There I was, whipping out my iPhone to take some bodacious pictures for you fucks, and the manager spotted me. He told me that no pictures were allowed inside the club. I've had a few rounds of scotch and a few brews right now. I told him that I just dropped $200 on one of his employees, and if I want to take pictures I feel like I have earned that right. For some reason, $200 and a bar tab does not afford you the right to take pictures at Shotgun Willie's. Here's the only one that I have (it's not worth a shit):
It's worth noting that the iPhone has no zoom on its camera. The bitch I was trying to take a picture of was unbelievably hot. Hell, 80% of them were hot.
Long story short, after a good 'discussion' with management, I decided to leave. The bitch I dropped all that money on was Swedish, and smoking fucking hot. I wish I had a picture of those titties. I wreak of stale cigarettes and Wild Orchid perfume. I'm not as drunk as I want to be. I have to work in the morning. I'm pretty pissed off and I'm seriously considering walking over to the Penthouse. If I do, I know I'll drop another wad on some other slut, and I am unfortunately too sober to justify it right now. Damn this tolerance I've built up.

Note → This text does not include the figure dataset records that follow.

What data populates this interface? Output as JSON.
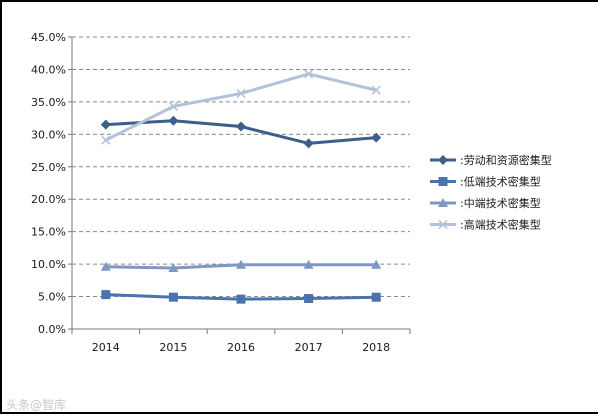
{
  "chart_data": {
    "type": "line",
    "categories": [
      "2014",
      "2015",
      "2016",
      "2017",
      "2018"
    ],
    "ylim": [
      0,
      45
    ],
    "yticks": [
      "0.0%",
      "5.0%",
      "10.0%",
      "15.0%",
      "20.0%",
      "25.0%",
      "30.0%",
      "35.0%",
      "40.0%",
      "45.0%"
    ],
    "grid": true,
    "legend_position": "right",
    "series": [
      {
        "name": "劳动和资源密集型",
        "values": [
          31.5,
          32.1,
          31.2,
          28.6,
          29.5
        ],
        "color": "#3d5d8a",
        "marker": "diamond"
      },
      {
        "name": "低端技术密集型",
        "values": [
          5.3,
          4.9,
          4.6,
          4.7,
          4.9
        ],
        "color": "#4a72ae",
        "marker": "square"
      },
      {
        "name": "中端技术密集型",
        "values": [
          9.6,
          9.4,
          9.9,
          9.9,
          9.9
        ],
        "color": "#7f97c4",
        "marker": "triangle"
      },
      {
        "name": "高端技术密集型",
        "values": [
          29.1,
          34.3,
          36.3,
          39.3,
          36.8
        ],
        "color": "#b3c2dc",
        "marker": "x"
      }
    ],
    "legend_prefix": ":"
  },
  "watermark": "头条@智库"
}
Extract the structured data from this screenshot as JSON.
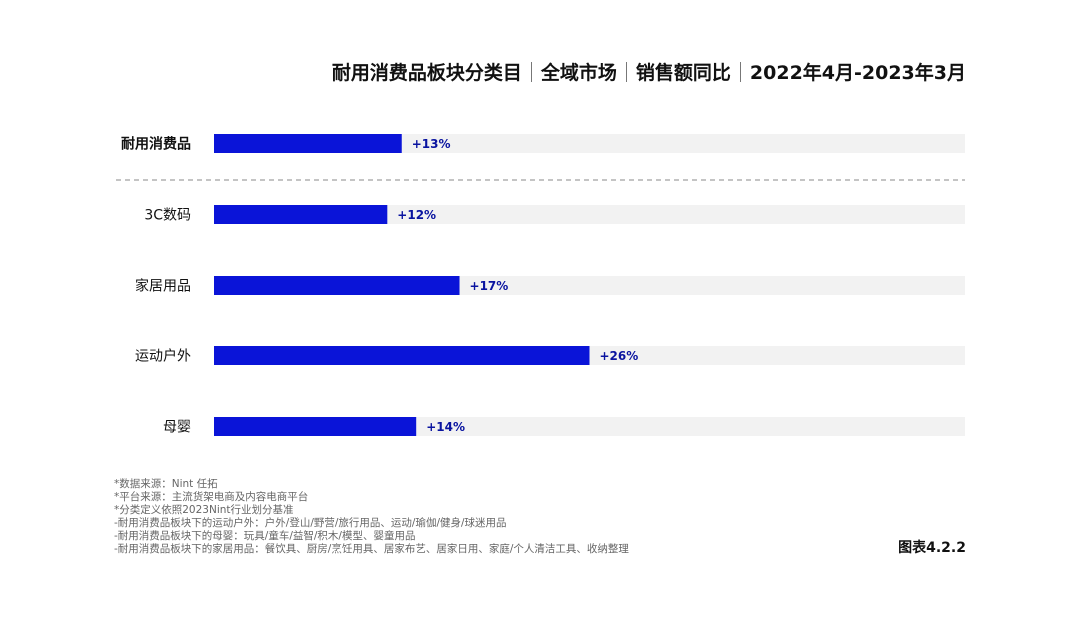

Fuck each and every one of you. I'm staying in Denver tomorrow night, and I should be off of work by 3:00 pm at the latest. My Swedish whore literally begged me to come back tomorrow night - to which I told her "I bet you do, so I can drop another wad of cash in your lap." My old whore from last time no longer works there, so I'm going to give the Penthouse a whirl tomorrow night. I'm heading to Beaver Creek on Saturday for a few day's of skiing with the old ball-and-chain, so tomorrow is my last night of bachelor fun. I plan on making the most of it.
Yes, I am well aware that I am a piece of shit. I am a worthless human being. I fucking love every minute of it. Suck my dick.